AFAP1-AS1 is a 6.8 kb antisense lncRNA, which is located on chromosome 4p16.1. AFAP1-AS1 is transcribed from AFAP1 in the antisense direction and can also affect the expression of AFAP1 [43]. AFAP1-AS1 plays an important role in the progression of LC and other cancers, including LC, HCC, GC, PC, CRC, OC, and gallbladder cancer (GBC) [43].

AFAP1-AS1 expression is positively correlated with tumor pathological grade, TNM staging, smoking history, infiltration degree, distant metastasis, and clinical outcomes in NSCLC patients [91,99,100,101]. High expression of AFAP1-AS1 is correlated with advanced lymph node metastasis and reduced survival time [102]. A meta-analysis report showed that increased expression level of AFAP1-AS1 is a strong predictor of poor OS in NSCLC patients [91]. These findings suggest that AFAP1-AS1 could serve as a prognostic biomarker for NSCLC.

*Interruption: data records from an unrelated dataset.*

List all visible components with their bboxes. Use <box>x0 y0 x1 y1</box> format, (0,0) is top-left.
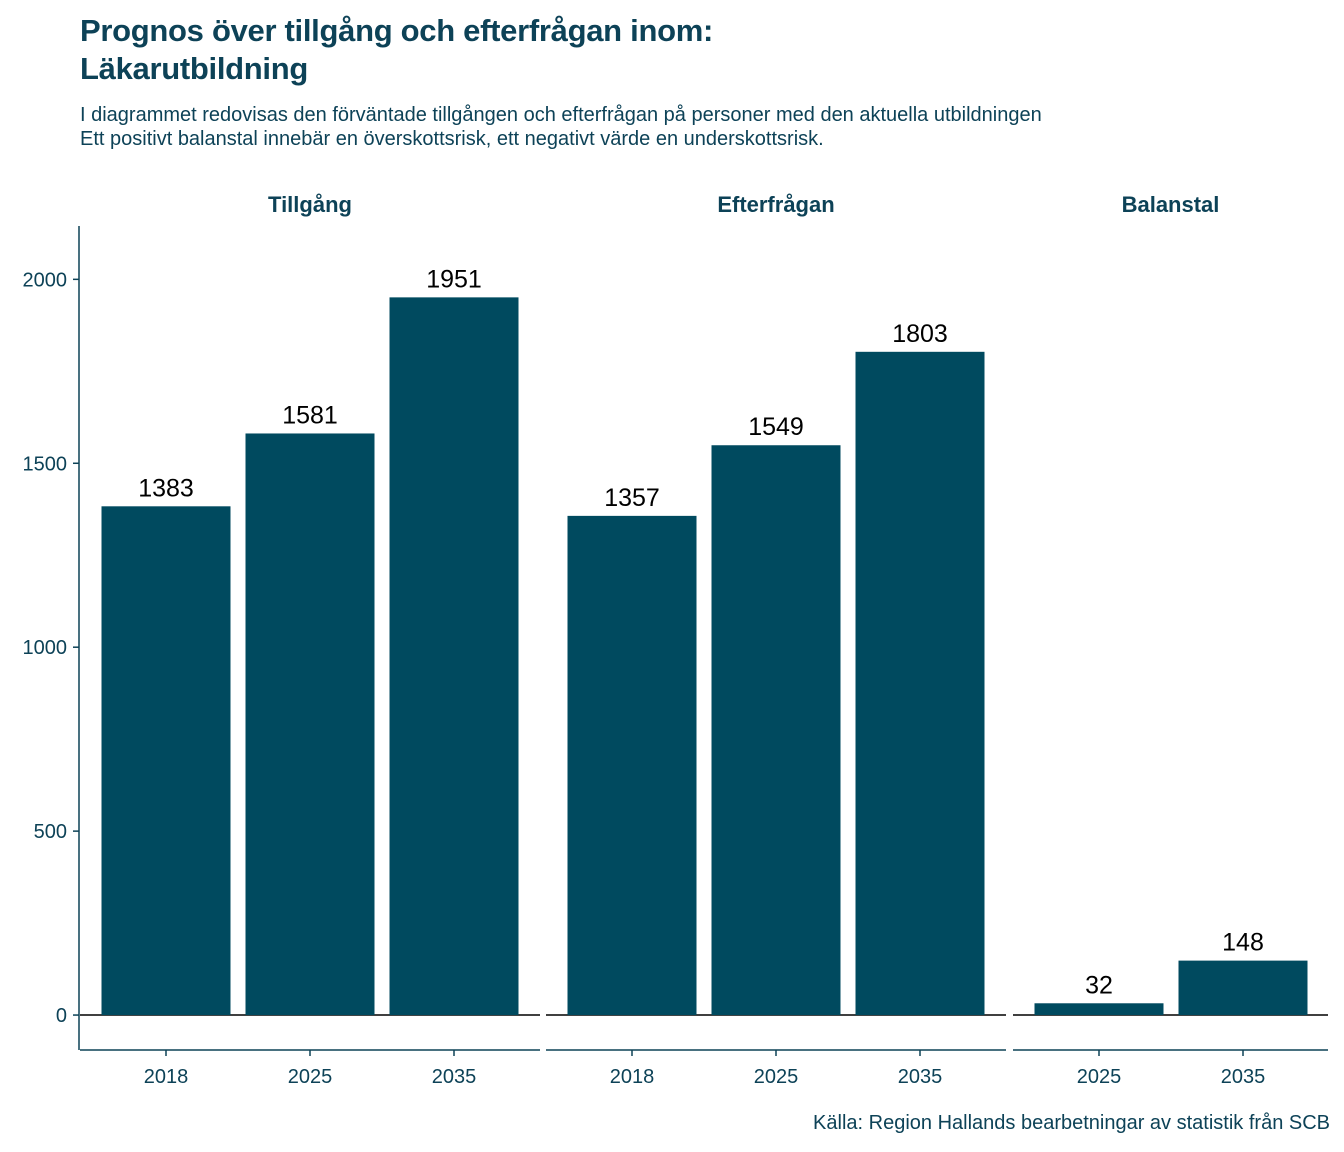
data-label: 1383 <box>138 474 194 502</box>
chart-subtitle-line-2: Ett positivt balanstal innebär en översk… <box>80 128 824 150</box>
chart-subtitle: I diagrammet redovisas den förväntade ti… <box>80 103 1042 151</box>
facet-label: Balanstal <box>1122 192 1220 217</box>
chart-title: Prognos över tillgång och efterfrågan in… <box>80 12 713 88</box>
y-tick-label: 500 <box>34 821 67 843</box>
y-tick-label: 2000 <box>23 269 68 291</box>
x-tick-label: 2035 <box>432 1066 477 1088</box>
x-tick-label: 2035 <box>1221 1066 1266 1088</box>
bar <box>711 445 841 1016</box>
bar <box>1034 1003 1164 1016</box>
x-tick-label: 2025 <box>288 1066 333 1088</box>
chart-title-line-2: Läkarutbildning <box>80 51 309 86</box>
y-tick-label: 1500 <box>23 453 68 475</box>
bar <box>245 433 375 1016</box>
bar <box>101 506 231 1016</box>
facet-panel-2: Balanstal 32 2025 148 2035 <box>1013 192 1328 1088</box>
bar <box>1178 960 1308 1016</box>
data-label: 148 <box>1222 929 1264 957</box>
x-tick-label: 2025 <box>1077 1066 1122 1088</box>
x-tick-label: 2018 <box>144 1066 189 1088</box>
facet-label: Efterfrågan <box>717 192 834 217</box>
data-label: 1581 <box>282 401 338 429</box>
data-label: 1549 <box>748 413 804 441</box>
y-tick-label: 1000 <box>23 637 68 659</box>
bar <box>389 297 519 1016</box>
facet-label: Tillgång <box>268 192 352 217</box>
chart-subtitle-line-1: I diagrammet redovisas den förväntade ti… <box>80 104 1042 126</box>
data-label: 32 <box>1085 971 1113 999</box>
bar <box>855 351 985 1016</box>
bar <box>567 515 697 1016</box>
x-tick-label: 2018 <box>610 1066 655 1088</box>
x-tick-label: 2035 <box>898 1066 943 1088</box>
facet-panel-0: Tillgång 1383 2018 1581 2025 1951 2035 <box>80 192 540 1088</box>
source-caption: Källa: Region Hallands bearbetningar av … <box>813 1112 1330 1134</box>
data-label: 1951 <box>426 265 482 293</box>
y-tick-label: 0 <box>56 1005 67 1027</box>
facet-panel-1: Efterfrågan 1357 2018 1549 2025 1803 2035 <box>546 192 1006 1088</box>
x-tick-label: 2025 <box>754 1066 799 1088</box>
data-label: 1357 <box>604 484 660 512</box>
data-label: 1803 <box>892 320 948 348</box>
chart-title-line-1: Prognos över tillgång och efterfrågan in… <box>80 13 713 48</box>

AFAP1-AS1 is upregulated in NSCLC tissues and cell lines [91,99,100,101,102,103,104,105,106,107]. Inhibition of AFAP-AS1 suppresses cell growth and migration and promotes apoptosis of NSCLC cells in vitro [103,104]. AFAP1-AS1 knockdown leads to a significant increase in keratin 1 (KRT1) expression in vitro, suggesting that the oncogenic activity of AFAP1-AS1 is mediated by suppressing KRT1 expression [104]. Moreover, AFAP1-AS1 knockdown also inhibits tumor growth of LC in BALB/c nude mice [104]. In contrast, overexpression of AFAP1-AS1 promotes proliferation, migration, and invasion, and inhibits apoptosis of NSCLC cell lines by upregulating the interferon regulatory factor (IRF) 7 and retinoid-inducible protein (RIG)-I-like receptor signaling pathways [105]. AFAP-AS1 can also promote NSCLC cell growth by recruiting EZH2 to epigenetically downregulate p21 expression [101]. In general, AFAP-AS1 promotes LC cell proliferation and migration, and inhibits cell apoptosis via multiple signaling pathways.